Can a nested function assign to variables from the parent function

examples and workarounds in Python

Posted by Alexander Todorov on Sun 11 June 2017

While working on a new feature for Pelican I've put myself in a situation where I have two functions, one nested inside the other and I want the nested function to assign to variable from the parent function. Turns out this isn't so easy in Python!

hello.py
def hello(who):
    greeting = 'Hello'
    i = 0

    def do_print():
        if i >= 5:
            return

        print i, greeting, who
        i += 1
        do_print()

    do_print()

if __name__ == "__main__":
    hello('World')

The example above is a recursive Hello World. Notice the i += 1 line! This line causes i to be considered local to do_print() and the result is that we get the following failure on Python 2.7:

Traceback (most recent call last):
  File "./test.py", line 16, in <module>
    hello('World')
  File "./test.py", line 13, in hello
    do_print()
  File "./test.py", line 6, in do_print
    if i >= 5:
UnboundLocalError: local variable 'i' referenced before assignment

We can workaround by using a global variable like so:

hello.py using global variable
i = 0
def hello(who):
    greeting = 'Hello'

    def do_print():
        global i

        if i >= 5:
            return

        print i, greeting, who
        i += 1
        do_print()

    do_print()

However I prefer not to expose internal state outside the hello() function. Only if there was a keyword similar to global. In Python 3 there is nonlocal!

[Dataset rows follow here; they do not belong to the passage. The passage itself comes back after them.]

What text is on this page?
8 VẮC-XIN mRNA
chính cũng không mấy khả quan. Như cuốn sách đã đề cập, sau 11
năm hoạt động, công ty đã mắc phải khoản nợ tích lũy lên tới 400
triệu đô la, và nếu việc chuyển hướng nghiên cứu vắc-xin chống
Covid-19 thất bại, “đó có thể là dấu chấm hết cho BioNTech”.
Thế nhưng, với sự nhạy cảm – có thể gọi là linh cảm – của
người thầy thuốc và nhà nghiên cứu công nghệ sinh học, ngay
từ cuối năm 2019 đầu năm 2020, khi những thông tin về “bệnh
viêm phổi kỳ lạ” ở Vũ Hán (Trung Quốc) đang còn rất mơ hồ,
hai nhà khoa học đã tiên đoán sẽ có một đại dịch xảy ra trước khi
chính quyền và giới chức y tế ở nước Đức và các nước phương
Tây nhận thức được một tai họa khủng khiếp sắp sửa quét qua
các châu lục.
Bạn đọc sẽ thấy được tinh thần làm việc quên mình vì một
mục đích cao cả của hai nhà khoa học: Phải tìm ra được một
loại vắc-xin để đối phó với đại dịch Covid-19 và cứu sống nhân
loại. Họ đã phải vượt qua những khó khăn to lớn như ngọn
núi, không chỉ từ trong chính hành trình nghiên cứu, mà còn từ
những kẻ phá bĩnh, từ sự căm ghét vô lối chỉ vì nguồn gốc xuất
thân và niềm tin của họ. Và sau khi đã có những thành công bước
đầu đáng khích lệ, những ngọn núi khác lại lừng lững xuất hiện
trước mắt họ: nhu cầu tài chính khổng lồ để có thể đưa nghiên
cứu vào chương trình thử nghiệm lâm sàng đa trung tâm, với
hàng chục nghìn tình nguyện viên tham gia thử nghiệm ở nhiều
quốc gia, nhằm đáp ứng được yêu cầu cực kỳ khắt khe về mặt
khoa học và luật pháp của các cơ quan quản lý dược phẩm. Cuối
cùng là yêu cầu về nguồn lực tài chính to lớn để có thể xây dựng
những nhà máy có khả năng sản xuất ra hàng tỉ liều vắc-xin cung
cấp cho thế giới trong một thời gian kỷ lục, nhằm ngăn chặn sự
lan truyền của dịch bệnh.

hello.py using nonlocal, Python 3
def hello(who):
    greeting = 'Hello'
    i = 0

    def do_print():
        nonlocal i

        if i >= 5:
            return

        print(i, greeting, who)
        i += 1
        do_print()

    do_print()

nonlocal is nice but it doesn't exist in Python 2! The workaround is to not assign state to the variable itself, but instead use a mutable container. That is instead of a scalar use a list or a dictionary like so:

hello.py where i is a list, Python 2
def hello(who):
    greeting = 'Hello'
    i = [0]

    def do_print():
        if i[0] >= 5:
            return

        print i[0], greeting, who
        i[0] += 1
        do_print()

    do_print()

Thanks for reading and happy coding!